OBJECTIVE: Although insulin is the most effective diabetes medication for lowering blood glucose, how insulin is used in clinical practice and how well patients respond to insulin therapy over the course of several years has not been documented. Our objective was to describe glycemic control, side-effects and dose titration over 7 years among persons starting insulin in a health plan that has long used a treatment algorithm similar to the current American Diabetes Association/European Association for the Study of Diabetes (ADA-EASD) algorithm for the management of hyperglycemia.
RESEARCH DESIGN AND METHODS: Patients (n = 2417) who initiated insulin therapy between 1 January 1999 and 31 December 2004 were followed for a mean of 49.5 months until 30 June 2007, death, or health plan termination. Mean hemoglobin A1C, number of units of insulin purchased and body weight were assessed on a quarterly basis. The proportion experiencing edema or hypoglycemia was assessed annually.

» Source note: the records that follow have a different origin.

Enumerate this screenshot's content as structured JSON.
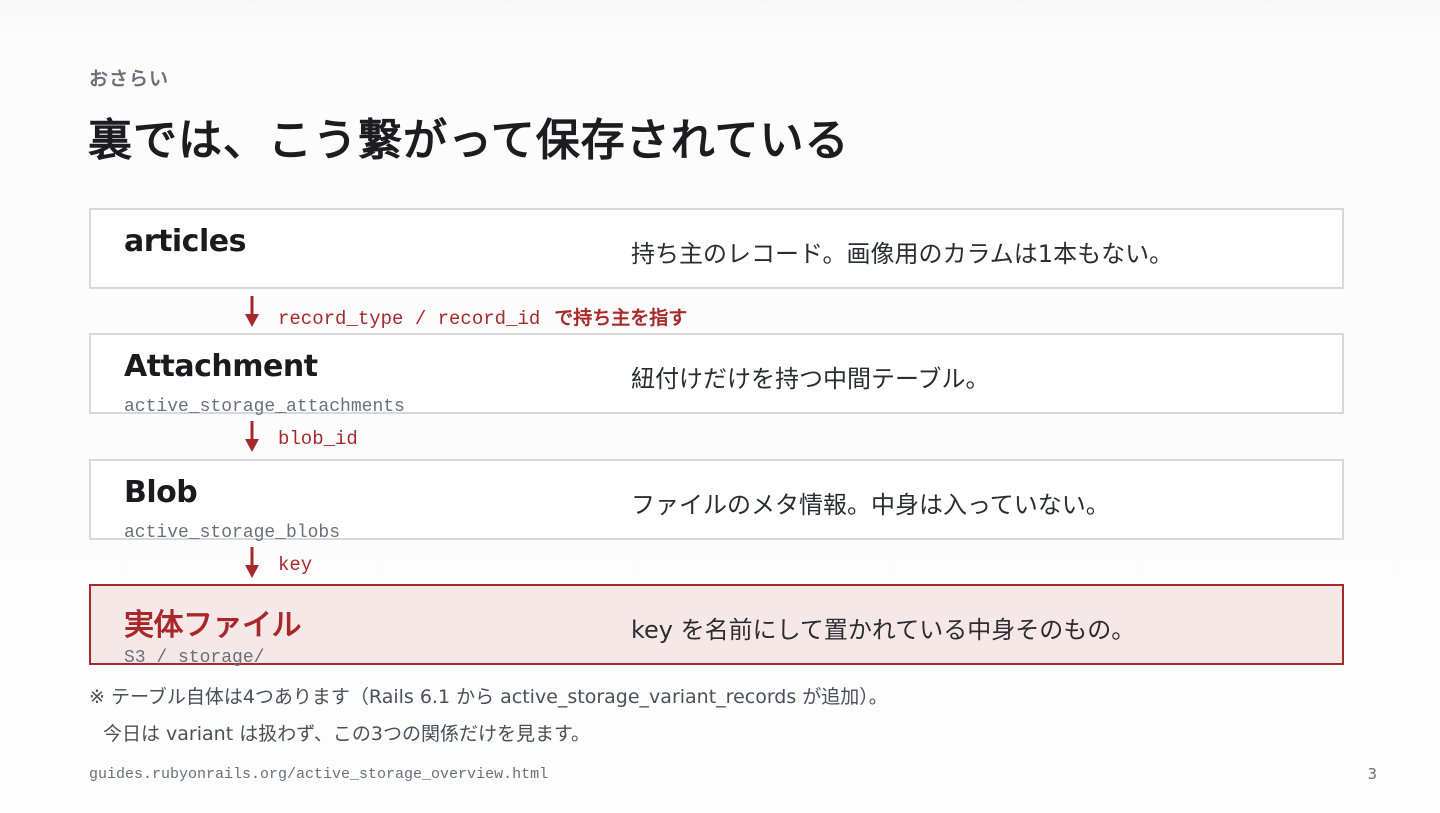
{
  "header": {
    "eyebrow": "おさらい",
    "title": "裏では、こう繋がって保存されている"
  },
  "boxes": [
    {
      "name": "articles",
      "table": "",
      "description": "持ち主のレコード。画像用のカラムは1本もない。",
      "highlighted": false
    },
    {
      "name": "Attachment",
      "table": "active_storage_attachments",
      "description": "紐付けだけを持つ中間テーブル。",
      "highlighted": false
    },
    {
      "name": "Blob",
      "table": "active_storage_blobs",
      "description": "ファイルのメタ情報。中身は入っていない。",
      "highlighted": false
    },
    {
      "name": "実体ファイル",
      "table": "S3 / storage/",
      "description": "key を名前にして置かれている中身そのもの。",
      "highlighted": true
    }
  ],
  "connectors": [
    {
      "code": "record_type / record_id",
      "text": "で持ち主を指す"
    },
    {
      "code": "blob_id",
      "text": ""
    },
    {
      "code": "key",
      "text": ""
    }
  ],
  "notes": {
    "line1": "※ テーブル自体は4つあります（Rails 6.1 から active_storage_variant_records が追加）。",
    "line2": "今日は variant は扱わず、この3つの関係だけを見ます。"
  },
  "footer": {
    "url": "guides.rubyonrails.org/active_storage_overview.html",
    "page_number": "3"
  },
  "colors": {
    "accent": "#a8292c",
    "box_border": "#d6d8dc",
    "highlight_background": "#f7e8e8",
    "muted_text": "#6b6f7a"
  }
}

RESULTS: Mean population A1C declined from 9.3 to 7.8% following insulin initiation and remained at that level for 7 years. However, A1C remained above 8% for 40% of patients, half of whom remained above 9.0%. The mean individual coefficient of variation in A1C was 0.12 (inter-quartile range 0.072-0.143). Mean daily insulin dosage started at 55 units and increased to approximately 100 units. Patients gained a mean of 6 lb (2.7 kg) during the first year then gained weight more gradually thereafter. Physicians diagnosed edema in 8-9% of patients annually. Hypoglycemia occurred in fewer than 2% of patients in any given year, with no cases requiring hospitalization.
CONCLUSIONS: Insulin lowered mean A1C by about 1.5 percentage points to stable levels, but this required ongoing dosage increases. Nevertheless, many patients remained in poor control. Insulin is effective when used per ADA-EASD guidelines but health plans wishing to optimize diabetes care may need to intensify insulin therapy or consider the use of adjunct therapies in the years after initiation. This study was limited by its observational descriptive design, and its reliance on insulin purchases rather than actual consumption.